Setiap kata itu seperti cambuk yang mencambuk punggung Renjana. Tetapi Ia diam seperti biasa. Tak ada pembelaan, tak ada air mata. Sudah terlalu sering ia mendengar hinaan serupa — bahkan lebih buruk.

Baginya, sakitnya bukan hanya karena ucapan itu... tapi karena yang mengatakannya adalah satu-satunya orang tua yang ia miliki.

Tak berhenti sampai di situ, ibunya berjalan menghampiri pintu kamar Renjana, menatap tajam penuh amarah.

"Kamu pikir kamu siapa, hah? Pulang larut, dandan cantik-cantik, bawa aib buat keluarga!" Matanya menilai penampilan Renjana dari atas ke bawah dengan jijik, "Jangan-jangan kamu kerja aneh-aneh, hah? Main laki sana-sini?!"

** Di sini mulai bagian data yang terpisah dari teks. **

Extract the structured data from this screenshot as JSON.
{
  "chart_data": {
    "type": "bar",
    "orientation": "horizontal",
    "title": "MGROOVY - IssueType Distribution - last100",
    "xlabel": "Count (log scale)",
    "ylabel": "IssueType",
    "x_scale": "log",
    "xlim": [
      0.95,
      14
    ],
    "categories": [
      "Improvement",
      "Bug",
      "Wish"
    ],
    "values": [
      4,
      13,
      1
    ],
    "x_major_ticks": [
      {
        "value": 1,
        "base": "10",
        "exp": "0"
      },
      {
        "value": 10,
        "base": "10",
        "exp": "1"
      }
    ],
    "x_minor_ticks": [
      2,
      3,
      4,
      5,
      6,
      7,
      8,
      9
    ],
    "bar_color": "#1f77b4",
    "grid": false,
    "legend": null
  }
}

Renjana mendongak. Kali ini tatapannya sedikit bergetar.

Terlalu kejam.

Terlalu keji.

"Bu... jangan begitu. aku.....aku cuma berusaha," suaranya pecah tanpa ia bisa cegah.

Sang ibu mendengus, melipat tangan di dada.

"Usaha? Usaha apa? Jadi perempuan gak ada gunanya kayak kamu itu, buat apa hidup?"

Kata-kata itu jatuh seperti pedang ke jantung Renjana.

Sakit.

Tapi ia hanya berdiri di sana, membiarkan luka itu terbuka tanpa perlawanan.

Beberapa detik kemudian, ibunya berbalik pergi, membanting pintu kamar tidurnya sendiri dengan keras. Meninggalkan Renjana sendiri di lorong gelap, berdiri kaku seperti patung.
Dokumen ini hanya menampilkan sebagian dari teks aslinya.